Лемяшевич вышел на улицу взволнованный, разгоряченный, но довольный собой. Его остановило смутное чувство, что он что-то потерял или забыл. Пощупал в кармане партбилет… Все на месте, а ощущение это не проходило. И вдруг он рассмеялся: от крыльца райкома шел Волотович с его соломенной шляпой в руках.

— Что ж это вы «голову» забыли? — пошутил Волотович. Возвращая шляпу, он ласково сжал Лемяшевичу кисть руки. Михаил Кириллович понял: председатель райисполкома одобряет его.

— Пойдем подумаем, как оформить вам деньги, — сказал Волотович.

Когда из кабинета не спеша, но с озабоченным видом вышел Волотович, Бородка дал волю своему гневу. Только сутулая спина председателя скрылась за дверью, он вскочил, заметался по просторной комнате. Рванул ворот сорочки.

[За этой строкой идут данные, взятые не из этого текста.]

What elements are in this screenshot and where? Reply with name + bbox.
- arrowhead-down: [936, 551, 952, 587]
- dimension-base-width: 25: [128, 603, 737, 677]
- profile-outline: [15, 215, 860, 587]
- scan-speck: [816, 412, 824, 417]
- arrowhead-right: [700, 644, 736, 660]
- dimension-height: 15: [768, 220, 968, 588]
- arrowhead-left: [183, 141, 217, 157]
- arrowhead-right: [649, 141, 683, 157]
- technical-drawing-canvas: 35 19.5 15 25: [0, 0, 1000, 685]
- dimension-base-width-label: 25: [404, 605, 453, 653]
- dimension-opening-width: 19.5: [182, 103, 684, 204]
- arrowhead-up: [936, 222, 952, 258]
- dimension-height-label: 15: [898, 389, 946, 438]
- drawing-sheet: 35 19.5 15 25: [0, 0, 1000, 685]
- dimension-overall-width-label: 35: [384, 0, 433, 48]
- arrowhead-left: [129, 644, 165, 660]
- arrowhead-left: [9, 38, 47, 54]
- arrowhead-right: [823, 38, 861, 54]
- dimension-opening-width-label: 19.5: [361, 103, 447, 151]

— Мальчишки!.. Критики сопливые! — злобно шептал он, должно быть забыв, что один из этих «мальчишек» лет на десять старше его. — Сговорились? Мое место хочется вам занять, товарищ Волотович? Не с вашей хваткой! Не с вашими талантами! Только благодаря мне ты держался здесь, старый мешок! Я работал и за себя и за тебя! Я тащил район! Новатор нашелся! Руководитель… «Не так руководили»… Решил сыграть на перестройке? Перестроимся без тебя!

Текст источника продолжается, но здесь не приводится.